No dia 29, na última mensagem que me mandou por um aplicativo de celular, Zelic compartilhou um vídeo no YouTube no qual a ministra Sônia Guajajara defendeu, durante o discurso que proferiu no mesmo ATL, a necessidade de reparação pelos crimes cometidos pela ditadura contra os indígenas. “Criar a comissão da verdade indígena é uma medida fundamental para promover o início dessa reparação e para garantir que não haja repetição desse vergonhoso episódio da nossa história”, disse a ministra. Imagino a satisfação de Zelic ao ouvir a promessa.

Conheci Zelic em 2015, durante um encontro de história em Diamantina (MG) para o qual fomos convidados pela historiadora e professora na UFMG (Universidade Federal de Minas Gerais) Heloísa Starling. Eu e Zelic integramos uma mesa que debateu as violações dos direitos indígenas durante a ditadura. A minha primeira impressão, que persiste até hoje, foi de um pesquisador sobretudo permanentemente indignado com os horrores da ditadura. Indignação que ele fazia questão de nunca esconder, desde o café da manhã no hotel.

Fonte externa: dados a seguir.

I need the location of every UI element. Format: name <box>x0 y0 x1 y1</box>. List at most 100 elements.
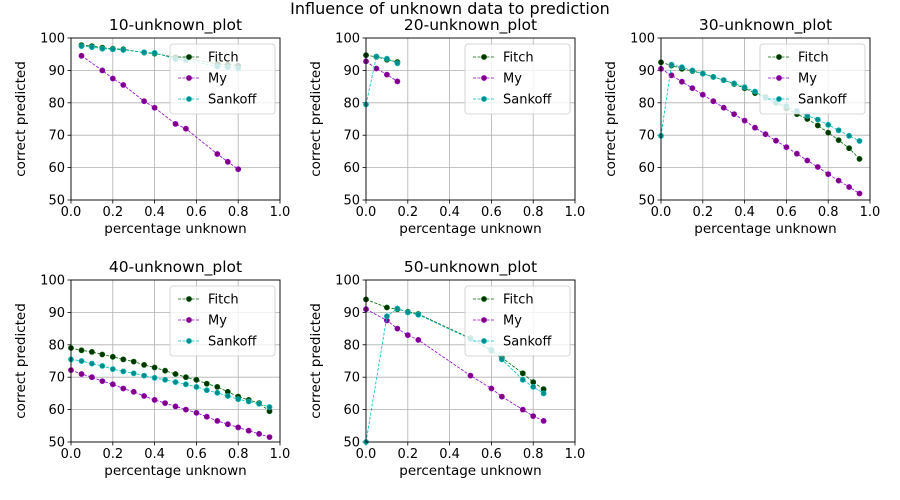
data-point <box>741 117 748 124</box>
y-axis-label: correct predicted <box>13 61 29 177</box>
data-point <box>120 82 127 88</box>
data-point <box>394 325 401 332</box>
data-point <box>404 332 411 338</box>
data-point <box>214 383 221 390</box>
y-tick-label: 50 <box>638 194 655 209</box>
subplot-5: 0.0 0.2 0.4 0.6 0.8 1.0 50 60 70 80 90 100 Fitch My Sa… <box>308 258 585 479</box>
legend-swatch-marker <box>186 96 192 102</box>
y-tick-label: 50 <box>343 194 360 209</box>
data-point <box>235 424 242 431</box>
data-point <box>846 184 852 190</box>
data-point <box>141 49 147 56</box>
axes-frame <box>365 279 576 443</box>
data-point <box>498 356 505 363</box>
data-point <box>162 367 168 374</box>
legend-swatch-marker <box>481 75 487 81</box>
data-point <box>214 389 221 396</box>
y-tick-label: 100 <box>40 32 65 47</box>
data-point <box>856 138 863 144</box>
legend-label: Fitch <box>798 51 829 66</box>
legend: Fitch My Sankoff <box>464 43 571 115</box>
x-tick-label: 0.8 <box>523 205 544 220</box>
data-point <box>130 358 137 365</box>
legend-swatch-marker <box>481 338 487 344</box>
data-point <box>540 390 547 397</box>
axes-frame <box>70 37 281 201</box>
series-sankoff <box>68 356 273 410</box>
legend-swatch-marker <box>776 96 782 102</box>
data-point <box>224 158 231 165</box>
data-point <box>783 144 790 151</box>
series-my <box>363 306 547 424</box>
legend-label: My <box>208 314 227 329</box>
y-tick-label: 50 <box>343 436 360 451</box>
subplot-grid: 0.0 0.2 0.4 0.6 0.8 1.0 50 60 70 80 90 100 Fitch My Sa… <box>13 16 880 479</box>
x-tick-label: 0.4 <box>439 205 460 220</box>
legend-label: Fitch <box>503 293 534 308</box>
x-tick-label: 0.0 <box>61 205 82 220</box>
x-tick-label: 0.0 <box>356 205 377 220</box>
data-point <box>151 50 158 56</box>
data-point <box>78 371 85 377</box>
subplot-2: 0.0 0.2 0.4 0.6 0.8 1.0 50 60 70 80 90 100 Fitch My Sa… <box>308 16 585 237</box>
subplot-title: 30-unknown_plot <box>699 16 832 35</box>
x-tick-label: 0.8 <box>523 447 544 462</box>
data-point <box>856 190 863 197</box>
legend-swatch-marker <box>481 296 487 302</box>
axes-frame <box>365 37 576 201</box>
data-point <box>172 379 179 385</box>
data-point <box>266 404 273 410</box>
data-point <box>245 398 252 405</box>
data-point <box>699 91 706 98</box>
legend-label: My <box>208 72 227 87</box>
data-point <box>394 305 401 312</box>
data-point <box>846 132 852 139</box>
data-point <box>415 336 422 343</box>
series-line <box>365 60 398 82</box>
data-point <box>203 413 210 420</box>
series-my <box>78 52 242 173</box>
data-point <box>668 72 675 79</box>
y-tick-label: 70 <box>343 129 360 144</box>
legend-label: Sankoff <box>208 93 257 108</box>
x-tick-label: 0.4 <box>734 205 755 220</box>
data-point <box>109 46 116 53</box>
y-tick-label: 60 <box>343 161 360 176</box>
data-point <box>78 52 85 59</box>
data-point <box>404 309 411 316</box>
y-tick-label: 80 <box>343 338 360 353</box>
data-point <box>519 370 526 377</box>
data-point <box>193 376 200 383</box>
x-tick-label: 0.4 <box>144 447 165 462</box>
data-point <box>794 150 800 157</box>
data-point <box>130 388 137 395</box>
x-tick-label: 0.2 <box>692 205 713 220</box>
series-line <box>365 308 544 443</box>
data-point <box>182 125 189 132</box>
legend-label: My <box>503 314 522 329</box>
series-my <box>68 367 273 440</box>
data-point <box>151 396 158 403</box>
data-point <box>773 137 779 144</box>
legend-swatch-marker <box>186 54 192 60</box>
x-axis-label: percentage unknown <box>104 221 247 237</box>
data-point <box>394 60 401 67</box>
legend-label: Fitch <box>503 51 534 66</box>
legend-swatch-marker <box>481 96 487 102</box>
axes-frame <box>70 279 281 443</box>
legend-box <box>464 285 571 357</box>
data-point <box>540 417 547 424</box>
data-point <box>109 353 116 360</box>
subplot-3: 0.0 0.2 0.4 0.6 0.8 1.0 50 60 70 80 90 100 Fitch My Sa… <box>603 16 880 237</box>
data-point <box>668 61 675 68</box>
legend-swatch-marker <box>186 75 192 81</box>
data-point <box>224 421 231 428</box>
series-line <box>70 369 270 438</box>
data-point <box>825 171 832 177</box>
data-point <box>689 67 696 74</box>
legend-swatch-marker <box>186 317 192 323</box>
y-axis-label: correct predicted <box>13 303 29 419</box>
data-point <box>679 78 685 85</box>
subplot-1: 0.0 0.2 0.4 0.6 0.8 1.0 50 60 70 80 90 100 Fitch My Sa… <box>13 16 290 237</box>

Na época do seminário em Minas, Zelic já era reconhecido como um grande pesquisador da temática, tendo sido o autor da descoberta, ou redescoberta, do processo administrativo produzido na segunda metade dos anos 1960 que ficou conhecido como Relatório Figueiredo, cuja divulgação levaria à extinção do SPI (Serviço de Proteção ao Índio). O processo estava arquivado no Museu do Índio, no Rio de Janeiro, mas indexado apenas com um número, sem explicações sobre o conteúdo. Zelic reconheceu sua importância e o resgatou do limbo em que permaneceu mais de 40 anos. Foi também Zelic o responsável por localizar um filme produzido pelo governo nos anos 70 que mostrava um indígena simulando a prática de tortura num pau-de-arara, um singelo “ensinamento” dos torturadores aos membros de uma “guarda indígena” que funcionou em Minas Gerais durante a ditadura.

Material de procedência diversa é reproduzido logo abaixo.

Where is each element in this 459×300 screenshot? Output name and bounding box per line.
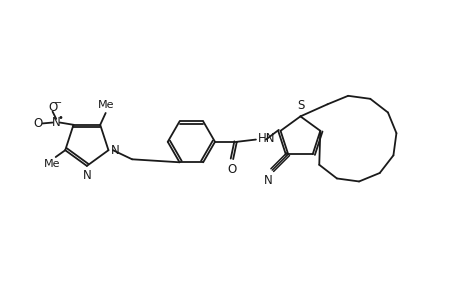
- Text: N: N: [111, 144, 119, 157]
- Text: −: −: [54, 98, 62, 108]
- Text: O: O: [227, 163, 236, 176]
- Text: N: N: [52, 116, 61, 129]
- Text: •: •: [58, 113, 63, 123]
- Text: Me: Me: [44, 159, 61, 169]
- Text: Me: Me: [97, 100, 114, 110]
- Text: O: O: [48, 101, 57, 115]
- Text: O: O: [34, 117, 43, 130]
- Text: HN: HN: [257, 132, 275, 145]
- Text: N: N: [263, 174, 272, 187]
- Text: S: S: [296, 99, 303, 112]
- Text: N: N: [82, 169, 91, 182]
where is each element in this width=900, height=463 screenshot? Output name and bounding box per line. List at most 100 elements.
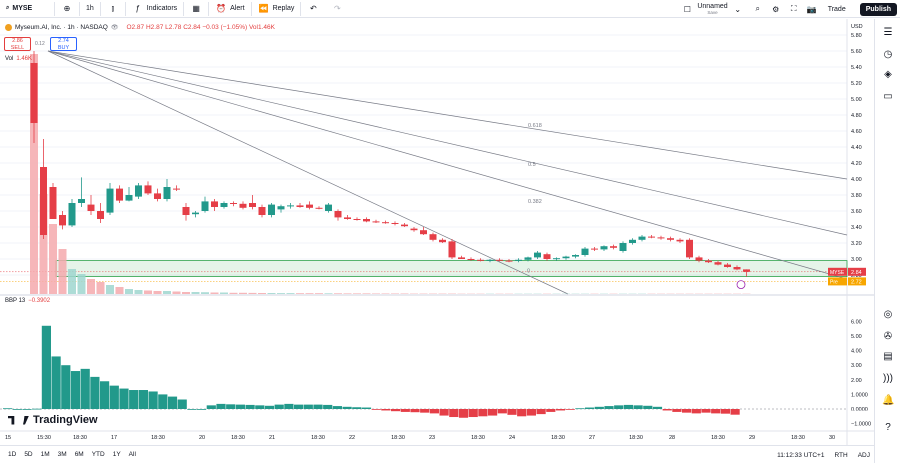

Na condição de coordenador do Armazém Memória e membro da Comissão Justiça e Paz de São Paulo, Zelic e sua equipe de colaboradores coletaram, escanearam, organizaram e disponibilizaram uma impressionante coleção de documentos e outros dados relativos aos direitos humanos https://armazemmemoria.com.br/. Apenas sobre os povos indígenas são 18 bibliotecas com 2,2 milhões de páginas. Parte desse trabalho é utilizada por organizações indígenas e membros do Ministério Público Federal na instrução de ações civis públicas que buscam investigar e reparar comunidades indígenas. Zelic também atuou na CNV e no apoio a diversas comissões da verdade nos Estados. Participou de um sem número de debates, ao vivo ou por videoconferência, produziu textos, organizou pesquisas.

Em meio a essas intensas atividades, Zelic sofreu um novo AVC, na última sexta-feira (5), foi socorrido e internado num hospital em São Paulo, mas faleceu nesta segunda-feira (8), deixando desolados familiares, amigos e colaboradores. O sonho inacabado de Marcelo Zelic enfim se tornar realidade é a maior homenagem que ele poderia receber.

Imagem: Morto nesta segunda-feira após um AVC, coordenador do Armazém Memória estava empenhado em ajudar na criação de uma Comissão Nacional Indígena da Verdade. Foto: Renato Araújo/Câmara dos Deputados.